After this, there were 13 pipe bombs sent to some notable dissenters of the President…followed by the murder of two African Americans in Jeffersontown, Kentucky, after a failed attempt at a break-in to a nearby church…and then the murder of 11 Jewish people in a Pittsburgh synagogue on a Saturday morning. The stress-inducing news keeps rolling in and getting worse.

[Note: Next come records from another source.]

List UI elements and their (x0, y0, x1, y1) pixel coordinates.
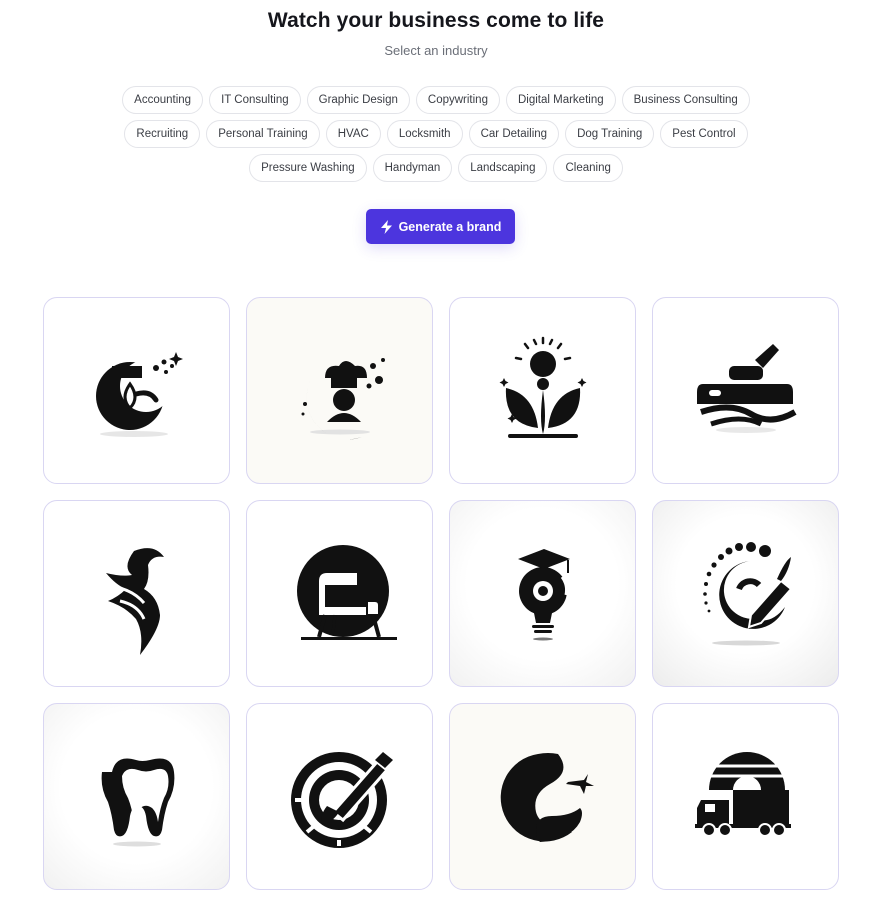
logo-card[interactable] (246, 297, 433, 484)
industry-chip-hvac[interactable]: HVAC (325, 120, 381, 148)
logo-card[interactable] (652, 297, 839, 484)
industry-chip-row: Recruiting Personal Training HVAC Locksm… (0, 120, 872, 148)
industry-chip-personal-training[interactable]: Personal Training (206, 120, 320, 148)
delivery-truck-logo (694, 751, 791, 837)
paintbrush-circle-logo (290, 751, 393, 848)
chef-moon-logo (301, 357, 385, 439)
industry-chip-pest-control[interactable]: Pest Control (660, 120, 748, 148)
page-title: Watch your business come to life (267, 9, 605, 32)
lightning-icon (380, 219, 392, 234)
chair-furniture-logo (296, 544, 397, 640)
logo-card[interactable] (43, 297, 230, 484)
industry-chip-graphic-design[interactable]: Graphic Design (306, 86, 410, 114)
industry-chip-landscaping[interactable]: Landscaping (458, 154, 548, 182)
industry-chip-copywriting[interactable]: Copywriting (415, 86, 500, 114)
industry-chip-digital-marketing[interactable]: Digital Marketing (505, 86, 616, 114)
industry-chip-row: Accounting IT Consulting Graphic Design … (0, 86, 872, 114)
industry-chip-cleaning[interactable]: Cleaning (553, 154, 623, 182)
logo-card[interactable] (652, 500, 839, 687)
industry-chip-handyman[interactable]: Handyman (372, 154, 453, 182)
airplane-swoosh-logo (500, 752, 594, 842)
logo-card[interactable] (43, 703, 230, 890)
logo-card[interactable] (246, 500, 433, 687)
yoga-lotus-logo (499, 336, 586, 438)
logo-card[interactable] (652, 703, 839, 890)
logo-gallery (43, 297, 839, 890)
industry-chip-business-consulting[interactable]: Business Consulting (621, 86, 750, 114)
generate-brand-label: Generate a brand (398, 219, 502, 234)
woman-silhouette-logo (105, 547, 164, 655)
industry-chip-car-detailing[interactable]: Car Detailing (468, 120, 560, 148)
industry-chip-dog-training[interactable]: Dog Training (565, 120, 655, 148)
industry-chip-row: Pressure Washing Handyman Landscaping Cl… (0, 154, 872, 182)
industry-chip-pressure-washing[interactable]: Pressure Washing (249, 154, 367, 182)
logo-card[interactable] (246, 703, 433, 890)
logo-card[interactable] (449, 500, 636, 687)
tooth-logo (101, 758, 174, 846)
industry-chip-it-consulting[interactable]: IT Consulting (209, 86, 301, 114)
graduate-lightbulb-logo (517, 548, 570, 640)
logo-card[interactable] (449, 703, 636, 890)
industry-chip-list: Accounting IT Consulting Graphic Design … (0, 86, 872, 188)
page-subtitle: Select an industry (384, 43, 488, 58)
industry-chip-locksmith[interactable]: Locksmith (386, 120, 463, 148)
industry-chip-recruiting[interactable]: Recruiting (124, 120, 201, 148)
cleaning-spray-logo (95, 351, 183, 437)
car-wash-logo (696, 343, 797, 433)
logo-card[interactable] (449, 297, 636, 484)
pencil-swirl-logo (702, 541, 792, 645)
generate-brand-button[interactable]: Generate a brand (366, 209, 515, 244)
industry-chip-accounting[interactable]: Accounting (122, 86, 204, 114)
logo-card[interactable] (43, 500, 230, 687)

This one-two-three-four punch to the psyches of many of the women I take care of has changed the face of my days as a cardiologist. Women often feel and live from their hearts. While many men do too, women tend to default to a more emotional processing of their life experiences. When they hear about issues in the news that affect them emotionally, they often experience a spike in stress hormones, which can lead to those heart-based symptoms like palpitations and shortness of breath and sometimes chest pain. The effects of increased cortisol are also measurable—objectively, I am seeing increases in blood pressure, sometimes to dangerous levels, along with an increase in unhealthful behavioral choices, such as more smoking and drinking (has the wine consumption increased nationally? I would bet money it has…) and overeating, especially of sugary and junk foods.

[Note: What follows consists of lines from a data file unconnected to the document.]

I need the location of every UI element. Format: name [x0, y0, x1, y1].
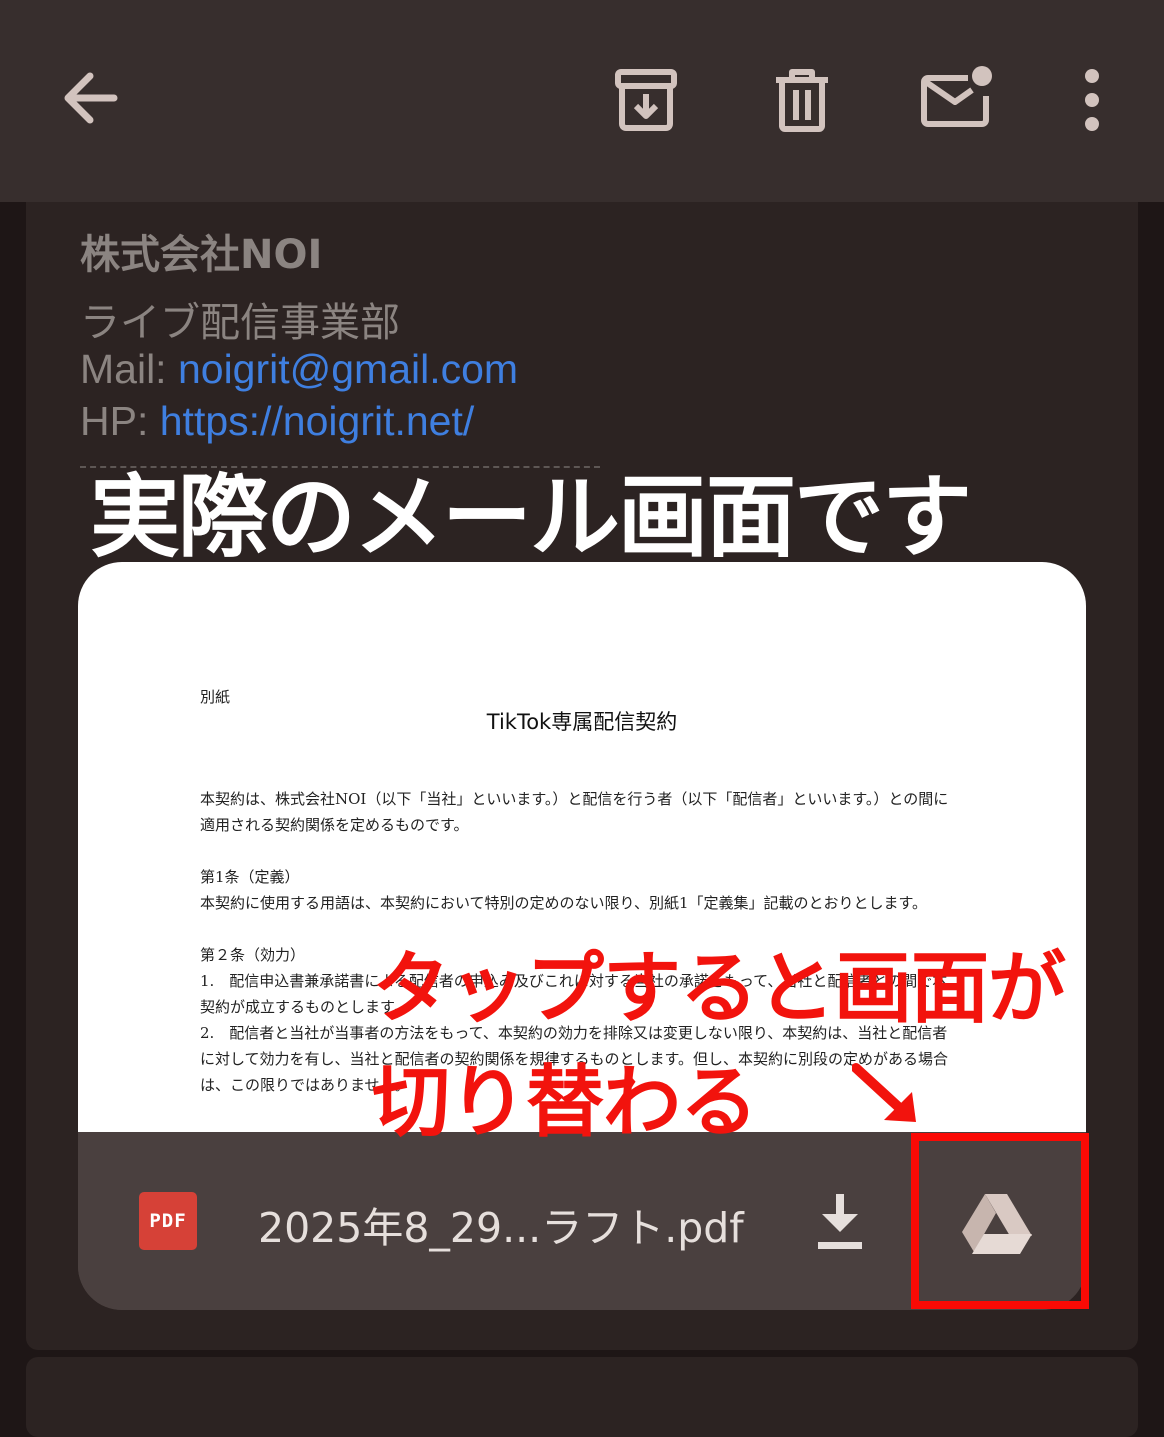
app-bar	[0, 0, 1164, 202]
signature-hp: HP: https://noigrit.net/	[80, 398, 474, 445]
download-icon[interactable]	[814, 1190, 866, 1252]
attachment-file-name[interactable]: 2025年8_29...ラフト.pdf	[258, 1194, 744, 1254]
mail-link[interactable]: noigrit@gmail.com	[178, 346, 518, 392]
pdf-file-icon: PDF	[139, 1192, 197, 1250]
mark-unread-icon[interactable]	[916, 60, 1000, 140]
signature-company: 株式会社NOI	[80, 232, 323, 278]
overlay-heading: 実際のメール画面です	[90, 465, 972, 570]
signature-department: ライブ配信事業部	[80, 300, 400, 346]
archive-icon[interactable]	[606, 60, 686, 140]
document-paragraph: 第1条（定義） 本契約に使用する用語は、本契約において特別の定めのない限り、別紙…	[200, 868, 927, 912]
mail-label: Mail:	[80, 346, 178, 392]
hp-label: HP:	[80, 398, 160, 444]
hp-link[interactable]: https://noigrit.net/	[160, 398, 475, 444]
highlight-box	[911, 1133, 1089, 1309]
arrow-back-icon[interactable]	[50, 62, 130, 134]
annotation-text-line1: タップすると画面が	[372, 944, 1066, 1034]
more-vert-icon[interactable]	[1064, 64, 1120, 136]
next-message-card	[26, 1357, 1138, 1437]
trash-icon[interactable]	[762, 60, 842, 140]
document-paragraph: 本契約は、株式会社NOI（以下「当社」といいます。）と配信を行う者（以下「配信者…	[200, 790, 949, 834]
signature-mail: Mail: noigrit@gmail.com	[80, 346, 518, 393]
document-title: TikTok専属配信契約	[486, 710, 678, 734]
document-label: 別紙	[200, 688, 231, 706]
arrow-down-right-icon	[852, 1063, 916, 1122]
annotation-text-line2: 切り替わる	[372, 1058, 758, 1148]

This is our current reality, like it or not. As a cardiologist, I would like to tell everyone to turn off the news—though that’s not realistic, nor is it rational or even necessarily a good idea. But what I am seeing from a health perspective in women here in New York City is disturbing and, frankly, dangerous. The unpredictable nature of what we hear on the news every day coupled with the empathetic nature of so many of the women I take care of has resulted in a perfect storm of risk to our hearts.

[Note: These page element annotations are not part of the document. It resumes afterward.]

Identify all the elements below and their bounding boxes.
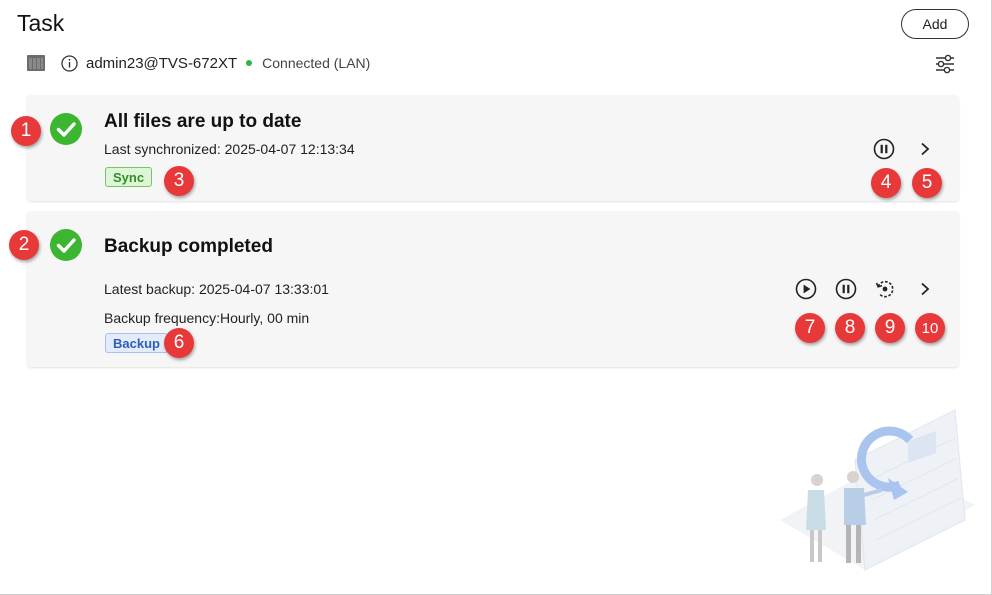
backup-frequency: Backup frequency:Hourly, 00 min [104,310,310,326]
chevron-right-icon[interactable] [913,137,937,161]
play-button[interactable] [794,277,818,301]
annotation-badge: 2 [9,230,39,260]
backup-task-title: Backup completed [104,236,273,257]
annotation-badge: 1 [11,116,41,146]
pause-button[interactable] [872,137,896,161]
chevron-right-icon[interactable] [913,277,937,301]
annotation-badge: 10 [915,313,945,343]
backup-latest-backup: Latest backup: 2025-04-07 13:33:01 [104,281,329,297]
empty-state-illustration [760,400,980,590]
annotation-badge: 4 [871,168,901,198]
restore-icon[interactable] [873,277,897,301]
sync-task-title: All files are up to date [104,111,302,132]
pause-button[interactable] [834,277,858,301]
annotation-badge: 6 [164,328,194,358]
annotation-badge: 5 [912,168,942,198]
annotation-badge: 8 [835,313,865,343]
connection-status-label: Connected (LAN) [262,55,371,71]
page-title: Task [17,10,65,36]
connection-status-dot [246,60,253,66]
check-circle-icon [49,228,83,262]
device-info-row: admin23@TVS-672XT Connected (LAN) [26,52,370,74]
sync-last-synchronized: Last synchronized: 2025-04-07 12:13:34 [104,141,355,157]
sync-tag: Sync [105,167,153,187]
annotation-badge: 9 [875,313,905,343]
account-label: admin23@TVS-672XT [86,54,238,72]
annotation-badge: 3 [164,166,194,196]
annotation-badge: 7 [795,313,825,343]
filter-settings-icon[interactable] [933,52,957,76]
nas-device-icon [26,53,46,73]
add-button[interactable]: Add [901,9,969,39]
check-circle-icon [49,112,83,146]
info-icon[interactable] [61,54,78,72]
backup-tag: Backup [105,333,168,353]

So here is my advice, and this is what I tell my patients:

  1. Don’t watch the news right before bed. Give yourself at least an hour of the normal downtime required to shut off your brain and prepare it for a peaceful sleep.
  2. Take no more than one hour during the day to review the state of affairs. Then turn off the alerts, bypass the browsers, and go about your day focusing on your day.
  3. Remember that when you take in information, you are likely to internalize it. When the news is bad, this is not good for your health.
  4. Focus on what you can change. Do things that you can have an actual impact on, such as the mental and physical health of your family and the people in your community…or charity work…or even working for a political campaign. These actions are all more productive than worry and stress, which don’t help anyone—least of all you.
  5. Prioritize your own health. This is even more important during times of stress. Eat well to nourish and care for yourself. Get some exercise every day to improve your physical and mental resilience. Take some kind of stress management action, whether that means yoga or meditation, taking walks in nature, or spending more time with loving and supportive friends. And get enough sleep, please! Sleep deprivation makes everything feel worse.

Sometimes, my patients tell me that they just can’t focus on themselves because they feel so helpless or just can’t prioritize self-care in the face of so much tragedy. I have just one response: It’s almost time to vote. I think that is a very good reason to get and stay healthy—so you can step up and exercise your right to vote and do your part to help determine the future leaders of our country.